Sen. John McCain, R-Az., front left, is pursued by reporters after casting a ‘no’ vote on a a measure to repeal parts of former President Barack Obama’s health care law, on Capitol Hill in Washington, Friday. (Photo by THE ASSOCIATED PRESS)

McCain, expected to save health bill, became the executioner

WASHINGTON — John McCain seemed poised to be the saviour of the GOP health bill when he returned to the Capitol despite a brain cancer diagnosis.

He turned out to be the executioner.

The longtime Arizona senator stunned pretty much everyone Friday by turning on his party and his president and joining two other GOP senators in voting “no” on the Republicans’ final effort to repeal “Obamacare.”

That killed the bill. And it also dealt what looks like a death blow to the Republican Party’s years of promises to get rid of Barack Obama’s health law, pledges that helped the GOP win control of the House, the Senate and the White House.

It was a moment burning with drama, irony and contradictions, playing out live on a tense Senate floor.

Eighty years old and in the twilight of a remarkable career, McCain lived up to his reputation as a maverick. When he walked into the well of the Senate around 1:30 a.m. and gave a thumbs-down to the legislation, there were audible gasps. Democrats briefly broke into cheers, which Minority Leader Chuck Schumer quickly waved his arm to quiet.

Majority Leader Mitch McConnell stood stone-faced, his arms crossed. McCain had just saved the signature legislative achievement of the man who beat him for the presidency in 2008, a law the senator himself had vigorously campaigned against while seeking a sixth Senate term last year.

Friday afternoon, McCain’s office announced he was returning to Arizona to begin radiation and chemotherapy treatments for his brain tumour.

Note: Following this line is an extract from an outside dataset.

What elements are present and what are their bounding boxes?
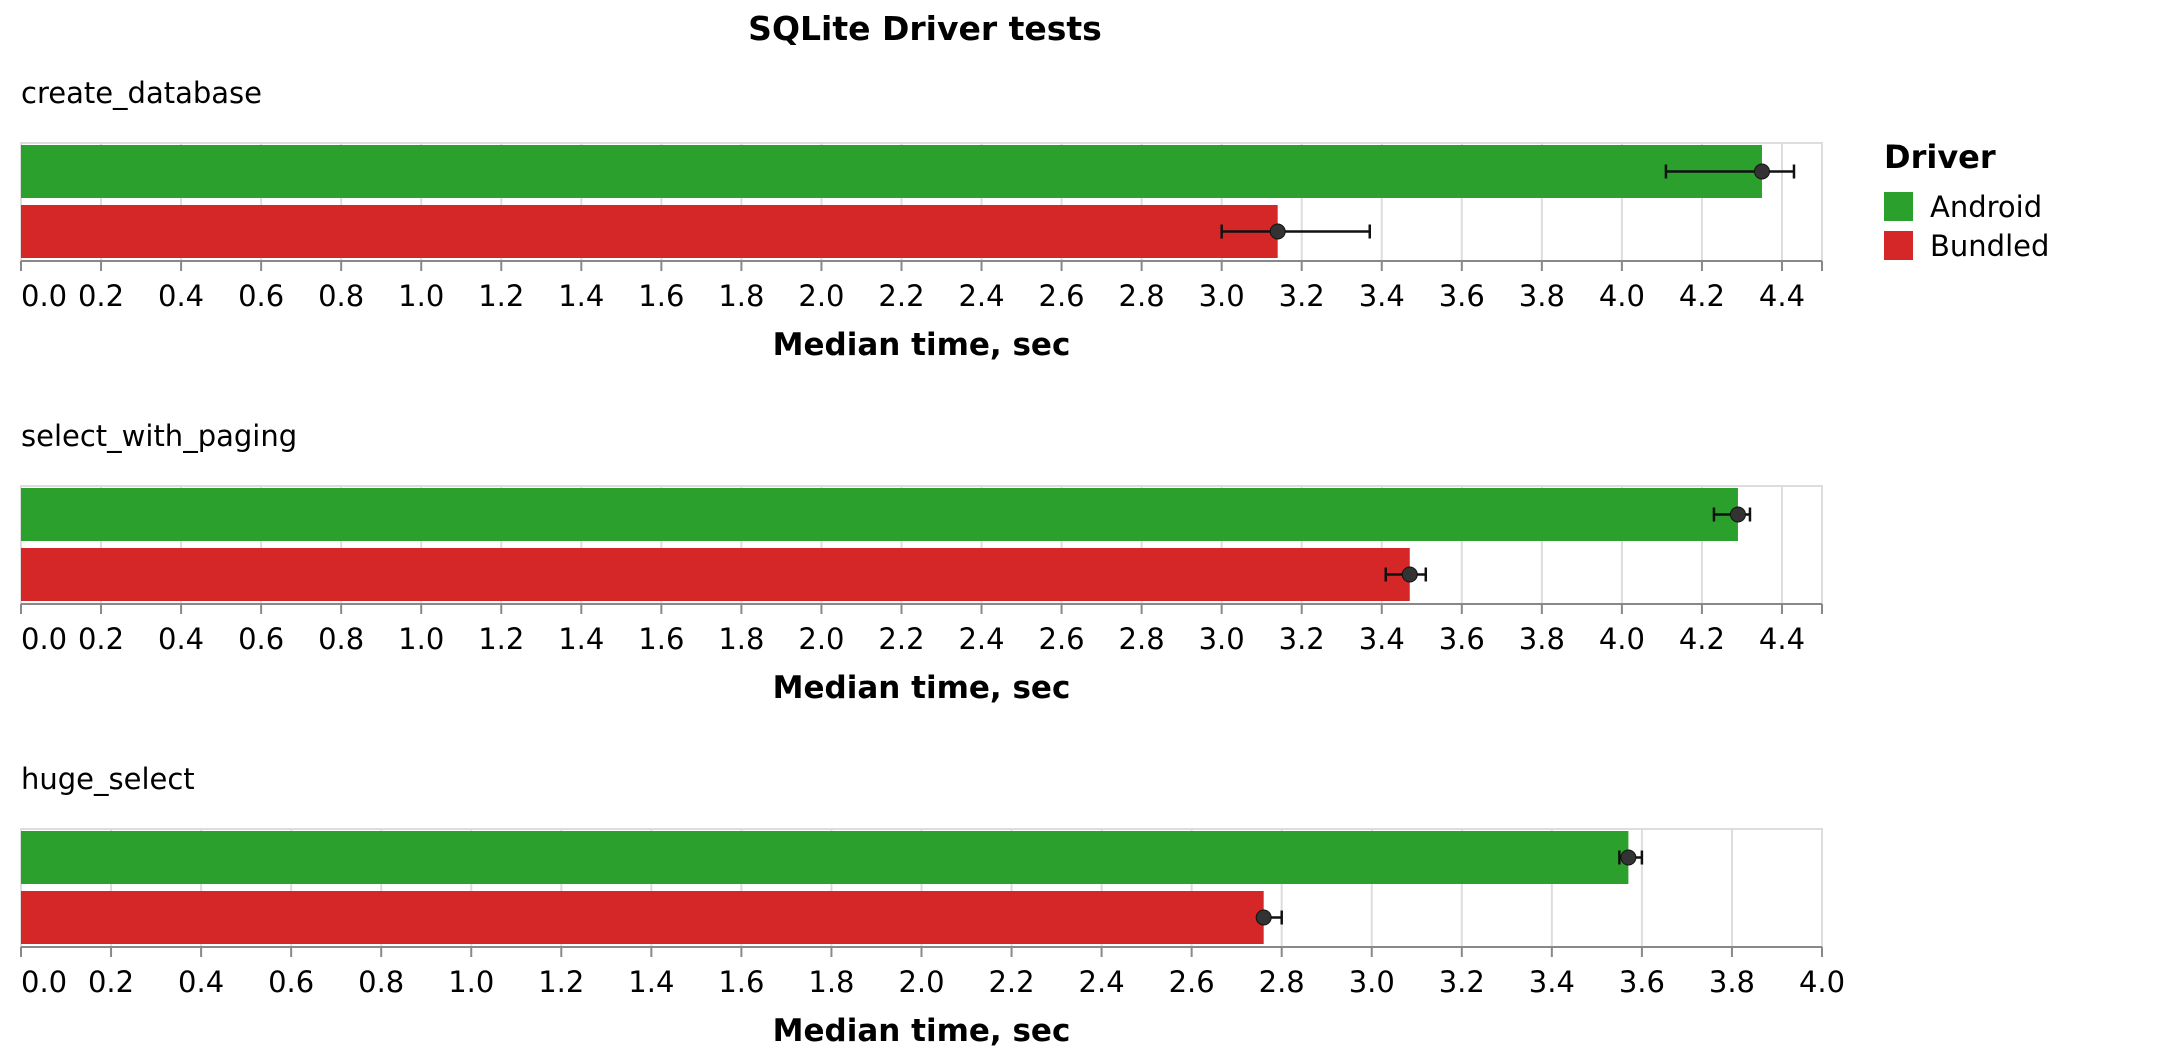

After so many years as a senator, with so little left to lose, McCain had taken a stand for the Senate he used to inhabit, the one where he made deals across the aisle with the likes of Ted Kennedy, not the riven, stalemated Congress of today.

“We have seen the world’s greatest deliberative body succumb to partisan rancour and gridlock,” McCain said in a statement. “The vote last night presents the Senate with an opportunity to start fresh. It is now time to return to regular order with input from all of our members — Republicans and Democrats — and bring a bill to the floor of the Senate for amendment and debate.”

President Donald Trump tweeted his disapproval of McCain’s “no’” vote, as well as those of fellow GOP Sens. Susan Collins of Maine and Lisa Murkowski of Alaska whose opposition had been expected. But a president who once mocked McCain’s years as a prisoner of war in Vietnam did not have much sway with the senator when it counted.

“John McCain is blessed with an internal gyroscope of right and wrong,” said Schumer, who negotiated a sweeping immigration bill with McCain several years ago and has been talking with him frequently of late. “He gets angry, for sure, but when push comes to shove and there are brass tacks, that internal gyroscope of right and wrong guides him.”

Vice-President Mike Pence lobbied McCain right up to the end. The two men huddled on the Senate floor for about a half hour before the vote.

As their conversation ended, McCain and Pence smiled and patted each other on the back, and McCain walked across the floor to talk with Schumer. About a dozen Democrats gathered around him. McCain held out his hands, looked upward and mouthed an expletive. His face looked exasperated.

And then, as Democratic Sen. Chris Murphy of Connecticut described it later in a post on the website Medium, “Time seems to stand still.”

The roll was called, and Collins and Murkowski both voted no. With Democrats unanimously opposed, McConnell could lose only two Republicans in the 52-48 Senate.

Finally McCain came to the front, raised his arm to get the attention of the tally clerk, gestured no, and walked away past the glowering McConnell. With that one moment, seven years of urgent GOP promises were dead, likely never to be revived.

McConnell’s remarks in the immediate aftermath were a bitter rebuke.

“I and many of my colleagues did as we promised and voted to repeal this failed law,” the majority leader said on the Senate floor. “We told our constituents we would vote that way and when the moment came, when the moment came, most of us did.”

Just days earlier, on Tuesday, McCain had buoyed the efforts of McConnell — and Trump — when he returned to the Capitol for the first time after being diagnosed with a brain tumour, and cast a decisive vote to open debate on the GOP repeal legislation. Yet even then he forecast that his support could not be counted on, as he took the floor to lecture his colleagues, the scars from his surgery etched severely along the left side of his face.

“Why don’t we try the old way of legislating in the Senate, the way our rules and customs encourage us to act,” he said. “If this process ends in failure, which seems likely, then let’s return to regular order.”

The outcome McCain predicted came to pass — he made sure that it did. And now if Republicans want to get anything done on health care, they will have little choice but to return to regular order, and turn to Democrats.